L’introduction, dans la dernière version de la PAC (2023-2027), de conditionnalités sociales pour recevoir les aides européennes, mesure vue comme une victoire du mouvement syndical européen, constitue certes une avancée. Même si, comme ont pu en témoigner les différents représentants syndicaux européens, l’opérationnalité de cette mesure n’est pas évidente car il y a trop peu de contrôles et de sanctions en cas de non-respect des normes sociales (contrat de travail digne de ce nom, conditions de travail décentes, etc.). « En Bulgarie, l’application de la conditionnalité sociale s’applique sans sanctions depuis 2023, résume Aneliya Galabova, la présidente du syndicat Podkrepa. Selon le plan stratégique national 2025, une pénalité de 5 % sera appliquée aux agriculteurs qui violent les droits du travail et sociaux des travailleurs. Mais nous doutons de la capacité de l’inspection du travail à suivre l’ensemble des exploitations agricoles. »

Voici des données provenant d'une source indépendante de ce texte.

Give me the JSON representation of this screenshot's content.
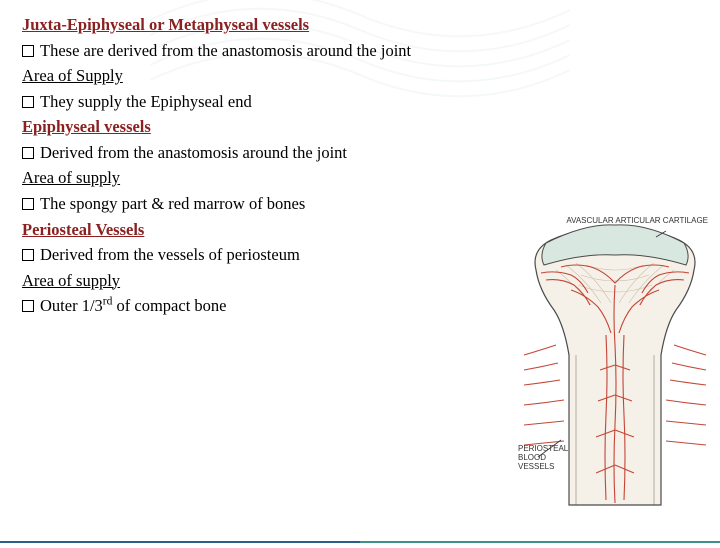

La représentante bulgare de Podkrepa, Aneliya Galabova (au micro), et le représentant italien Alberto Kulberg Taub, de la FAI CISL (Fédération italienne de l’agriculture et des activités connexes, de l’industrie alimentaire, forestière, de la pêche et du tabac).
La représentante bulgare de Podkrepa, Aneliya Galabova (au micro), et le représentant italien Alberto Kulberg Taub, de la FAI CISL (Fédération italienne de l’agriculture et des activités connexes, de l’industrie alimentaire, forestière, de la pêche et du tabac).© Syndheb

Menaces sur le contrôle des normes

« Le travail irrégulier concerne 32 % de l’ensemble des travailleurs agricoles en Europe », a rappelé Kristjan Bragason. « La conditionnalité sociale des aides doit s’appliquer. Il faut garantir des inspections et des sanctions efficaces, dissuasives et proportionnées. C’est actuellement notre seul instrument pour faire évoluer les pratiques », a ajouté Arnd Spahn, responsable allemand de l’IG Bauen Agrar Umwelt. Mais, aujourd’hui, cette mesure est menacée : le syndicat patronal belge de l’agro-pêcherie vient de demander que la conditionnalité des aides de la PAC soit différée (elle devait être mise en place dans tous les États membres au 1er janvier 2025).

À propos de l'auteur

Emmanuelle Pirat
Journaliste

Ces jours-ci, les 27 ministres de l’Agriculture réunis à Bruxelles ont envisagé un plan de simplification des règles de la PAC. Après des dérogations déjà entérinées au sujet des jachères, d’autres mesures d’allègement des obligations faites aux agriculteurs pour recevoir les aides de la PAC devraient suivre. Ainsi que des allègements des contrôles. Ces annonces vont exactement dans le sens contraire des attentes et revendications des syndicalistes européens. Alors que ces derniers en appellent à des « mesures ambitieuses », c’est tout l’édifice des normes protectrices pour les travailleurs qui est progressivement remis en cause.